Atrib Hanedanı
Atrib Hanedanı ile kralların isimleri ve hayatları hakkında; Müellifi, Ebu'l Hasan Ali Bin Hüseyin Bin Ali Mesudi olarak bilinen Ahbar-u Zaman veya Ahbar-uz Zaman, bir diğer şekliyle de Akhbar al Zaman kitabının, Amerikalı yazar Asoncola Vito tarafından yapılan çevirisinden Atrib Hanedanı Hanedanı üzerine bir bölüm.
Atrib
Bilāṭis'ten sonra imparatorluk amcası Atrīb'a geçti. Atrīb, babası Qobṭīm'un ölümünden sonra onun için inşa ettiği şehre taşınmıştı. Bu şehrin uzunluğu on iki bin mil idi. On iki kapısı vardı. Kral, ana sütunları üzerine birkaç sütun sırasına monte edilmiş üç yüksek kubbe inşa etmiştir; bu kubbelerden biri şehrin ortasındaydı; diğer ikisi uçlarına yerleştirildi. Şehrin her köşesine bütün gece yanan fenerler ve her kapıya birçok gardiyan yerleştirdi. Çevresinde bu koltukların tepesinden görülebilecek amfitiyatrolar, koltuklar ve eğlence mekanları vardı. Şehrin batısında bir kanal kazıldı, üzerinde uzunlukları boyunca koltuklarla kaplı kemerler üzerine köprüler inşa ettiler. Bu köprülerin etrafındaki kanal, meyve bahçelerini veya çayırları sulayacak küçük dallar gönderdi; ve şehrin etrafında genişletilmiş bahçeler ve çiçek tarhları. Kapılarının her biri harikalar, heykeller, değişen putlar ve koruyucu tılsımlar ile süslendi; ve kapının içine iki bakır şeytanın görüntüleri yerleştirildi. Kasabaya iyi bir adam girdiğinde, doğru şeytan güldü; o kötü bir adamken, sol şeytan ağladı. Tüm zevk mekânları, evcil hayvanlar ve cıvıl cıvıl kuşlarla karşılandı; ve kubbelerin üzerine, uzak toprakları ve gizli harikaları keşfedebilecekleri aynalarla rüzgarın gücü altında ıslık eden heykeller yerleştirildi.

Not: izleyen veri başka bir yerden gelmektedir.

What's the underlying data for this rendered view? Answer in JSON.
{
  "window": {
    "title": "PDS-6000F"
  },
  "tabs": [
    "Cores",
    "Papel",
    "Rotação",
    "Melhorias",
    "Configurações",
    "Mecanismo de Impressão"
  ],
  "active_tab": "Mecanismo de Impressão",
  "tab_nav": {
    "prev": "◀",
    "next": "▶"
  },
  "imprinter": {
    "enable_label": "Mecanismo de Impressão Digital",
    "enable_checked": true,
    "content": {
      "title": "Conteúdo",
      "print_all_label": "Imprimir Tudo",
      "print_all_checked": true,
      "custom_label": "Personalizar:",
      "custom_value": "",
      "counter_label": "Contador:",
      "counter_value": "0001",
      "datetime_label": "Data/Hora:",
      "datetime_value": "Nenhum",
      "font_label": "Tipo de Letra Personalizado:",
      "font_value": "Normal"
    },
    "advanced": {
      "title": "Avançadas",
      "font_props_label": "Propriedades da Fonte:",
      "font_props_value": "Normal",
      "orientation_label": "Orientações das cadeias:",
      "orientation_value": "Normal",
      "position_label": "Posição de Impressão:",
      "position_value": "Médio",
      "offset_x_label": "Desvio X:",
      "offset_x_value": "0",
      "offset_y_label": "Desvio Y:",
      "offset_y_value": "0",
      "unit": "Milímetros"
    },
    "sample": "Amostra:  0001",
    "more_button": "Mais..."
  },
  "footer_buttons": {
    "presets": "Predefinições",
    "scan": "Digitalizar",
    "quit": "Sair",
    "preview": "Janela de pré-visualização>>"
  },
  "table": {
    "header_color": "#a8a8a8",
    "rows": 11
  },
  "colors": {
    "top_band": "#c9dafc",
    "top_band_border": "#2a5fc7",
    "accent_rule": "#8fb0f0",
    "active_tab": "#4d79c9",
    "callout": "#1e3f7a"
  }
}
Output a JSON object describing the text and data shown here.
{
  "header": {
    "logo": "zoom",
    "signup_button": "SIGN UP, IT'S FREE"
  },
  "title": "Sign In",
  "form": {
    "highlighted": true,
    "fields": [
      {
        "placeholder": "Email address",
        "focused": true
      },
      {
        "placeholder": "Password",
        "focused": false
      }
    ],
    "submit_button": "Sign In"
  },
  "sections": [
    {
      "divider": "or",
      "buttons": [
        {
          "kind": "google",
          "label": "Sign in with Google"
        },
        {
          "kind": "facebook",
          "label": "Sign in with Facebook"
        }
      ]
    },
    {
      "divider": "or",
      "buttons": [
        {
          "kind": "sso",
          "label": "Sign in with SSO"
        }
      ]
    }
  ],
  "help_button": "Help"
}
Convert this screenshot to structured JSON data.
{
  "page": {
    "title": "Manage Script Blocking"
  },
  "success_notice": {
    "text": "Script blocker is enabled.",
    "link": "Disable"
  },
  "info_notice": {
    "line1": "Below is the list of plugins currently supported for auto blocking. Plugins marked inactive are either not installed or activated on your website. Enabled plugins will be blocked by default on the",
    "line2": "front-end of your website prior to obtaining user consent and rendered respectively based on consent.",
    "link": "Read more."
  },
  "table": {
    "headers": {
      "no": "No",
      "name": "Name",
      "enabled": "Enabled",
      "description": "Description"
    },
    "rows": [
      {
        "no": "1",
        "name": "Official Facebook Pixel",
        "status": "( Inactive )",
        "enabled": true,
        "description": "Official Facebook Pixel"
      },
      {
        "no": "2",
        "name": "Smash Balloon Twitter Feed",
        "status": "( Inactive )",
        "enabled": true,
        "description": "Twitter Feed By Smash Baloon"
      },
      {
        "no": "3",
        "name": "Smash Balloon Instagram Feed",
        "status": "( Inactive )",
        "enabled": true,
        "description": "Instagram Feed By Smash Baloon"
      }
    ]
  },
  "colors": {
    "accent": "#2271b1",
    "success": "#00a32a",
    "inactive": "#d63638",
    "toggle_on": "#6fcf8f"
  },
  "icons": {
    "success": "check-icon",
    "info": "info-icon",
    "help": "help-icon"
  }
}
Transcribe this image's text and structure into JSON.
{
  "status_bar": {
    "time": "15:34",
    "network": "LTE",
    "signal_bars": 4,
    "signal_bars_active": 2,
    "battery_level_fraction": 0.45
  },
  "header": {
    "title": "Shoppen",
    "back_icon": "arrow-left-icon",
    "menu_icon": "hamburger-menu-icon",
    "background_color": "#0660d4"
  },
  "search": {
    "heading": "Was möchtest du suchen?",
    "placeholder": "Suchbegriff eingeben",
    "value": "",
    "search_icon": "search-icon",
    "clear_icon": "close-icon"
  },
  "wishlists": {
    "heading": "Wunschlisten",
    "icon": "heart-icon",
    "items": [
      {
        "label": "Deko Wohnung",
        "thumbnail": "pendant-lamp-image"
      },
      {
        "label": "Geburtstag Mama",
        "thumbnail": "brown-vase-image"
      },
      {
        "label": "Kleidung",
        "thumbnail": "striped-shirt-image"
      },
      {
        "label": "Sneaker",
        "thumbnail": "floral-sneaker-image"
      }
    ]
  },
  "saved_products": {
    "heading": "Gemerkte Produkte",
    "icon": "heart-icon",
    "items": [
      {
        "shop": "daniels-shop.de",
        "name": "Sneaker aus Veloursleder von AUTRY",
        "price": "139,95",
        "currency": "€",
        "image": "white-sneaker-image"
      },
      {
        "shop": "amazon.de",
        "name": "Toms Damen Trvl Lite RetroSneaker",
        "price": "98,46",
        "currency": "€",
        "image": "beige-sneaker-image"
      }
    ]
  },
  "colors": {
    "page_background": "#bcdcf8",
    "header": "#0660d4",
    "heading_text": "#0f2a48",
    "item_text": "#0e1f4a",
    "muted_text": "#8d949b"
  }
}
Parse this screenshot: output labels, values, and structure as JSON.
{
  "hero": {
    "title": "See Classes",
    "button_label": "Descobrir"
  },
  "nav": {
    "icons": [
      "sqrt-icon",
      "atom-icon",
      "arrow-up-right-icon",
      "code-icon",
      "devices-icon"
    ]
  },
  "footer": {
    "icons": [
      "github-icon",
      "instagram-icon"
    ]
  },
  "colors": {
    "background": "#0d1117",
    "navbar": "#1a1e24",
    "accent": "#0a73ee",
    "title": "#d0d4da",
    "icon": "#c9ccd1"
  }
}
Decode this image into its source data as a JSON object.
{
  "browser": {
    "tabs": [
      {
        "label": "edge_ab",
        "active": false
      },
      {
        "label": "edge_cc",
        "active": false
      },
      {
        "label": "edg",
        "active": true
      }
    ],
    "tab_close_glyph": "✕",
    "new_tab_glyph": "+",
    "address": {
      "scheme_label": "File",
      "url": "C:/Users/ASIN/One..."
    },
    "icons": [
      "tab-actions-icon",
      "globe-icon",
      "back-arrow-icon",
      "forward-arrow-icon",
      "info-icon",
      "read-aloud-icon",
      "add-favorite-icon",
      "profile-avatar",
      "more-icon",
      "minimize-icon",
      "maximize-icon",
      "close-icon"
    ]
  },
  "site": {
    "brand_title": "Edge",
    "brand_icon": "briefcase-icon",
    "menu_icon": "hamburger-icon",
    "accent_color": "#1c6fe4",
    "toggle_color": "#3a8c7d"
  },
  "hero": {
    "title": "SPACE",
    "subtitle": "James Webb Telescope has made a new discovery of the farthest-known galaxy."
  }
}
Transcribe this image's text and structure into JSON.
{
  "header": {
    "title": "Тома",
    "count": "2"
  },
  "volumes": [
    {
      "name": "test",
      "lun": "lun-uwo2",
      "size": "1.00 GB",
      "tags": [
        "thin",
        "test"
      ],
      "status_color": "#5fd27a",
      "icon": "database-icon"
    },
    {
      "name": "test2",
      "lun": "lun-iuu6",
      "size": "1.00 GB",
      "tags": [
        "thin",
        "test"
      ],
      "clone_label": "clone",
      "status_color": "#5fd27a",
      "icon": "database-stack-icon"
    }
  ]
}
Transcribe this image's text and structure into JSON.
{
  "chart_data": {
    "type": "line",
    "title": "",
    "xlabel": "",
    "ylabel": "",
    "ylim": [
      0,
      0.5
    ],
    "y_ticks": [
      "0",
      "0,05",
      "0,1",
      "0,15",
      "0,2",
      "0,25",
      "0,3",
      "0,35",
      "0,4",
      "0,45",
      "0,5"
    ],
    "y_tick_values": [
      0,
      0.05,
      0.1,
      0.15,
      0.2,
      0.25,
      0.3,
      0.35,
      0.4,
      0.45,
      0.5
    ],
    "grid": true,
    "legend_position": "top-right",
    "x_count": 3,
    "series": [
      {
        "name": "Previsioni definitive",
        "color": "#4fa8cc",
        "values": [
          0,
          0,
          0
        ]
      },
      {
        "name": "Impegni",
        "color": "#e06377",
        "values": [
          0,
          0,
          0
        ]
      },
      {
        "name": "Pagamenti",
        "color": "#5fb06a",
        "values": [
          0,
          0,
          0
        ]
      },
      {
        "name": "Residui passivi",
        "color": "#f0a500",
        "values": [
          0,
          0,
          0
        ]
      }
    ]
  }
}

Bu şehrin önünde, Doğu'ya doğru, Atrīb ayrı ibadethanelerde birçok amfitiyatro ve pahalı idol yetiştirdiği bir başkasını kurdu. Ortada, kuşların geçtikleri yerde yere düştüğü ve orada olduğu kadar fazla alamadıkları bir gölet kazdı. Bu şehrin bir kalesi ve on iki kapısı vardı; harika olan her geçit heykelinin üstüne koydular. Şehir bahçelerle çevriliydi. Çevresinde, Doğu'ya doğru, sütunlar üzerine yükseltilmiş ve bir kubbe ile örtülü boyalı bir oda inşa edildi. Kanatlarını döven bir kuş kubbeye yerleştirildi ve kuş her gün şafak, öğlen ve akşam saatlerinde üç kez şarkı söyledi. Bu şehir aynı zamanda putlarla ve harikalarla doluydu.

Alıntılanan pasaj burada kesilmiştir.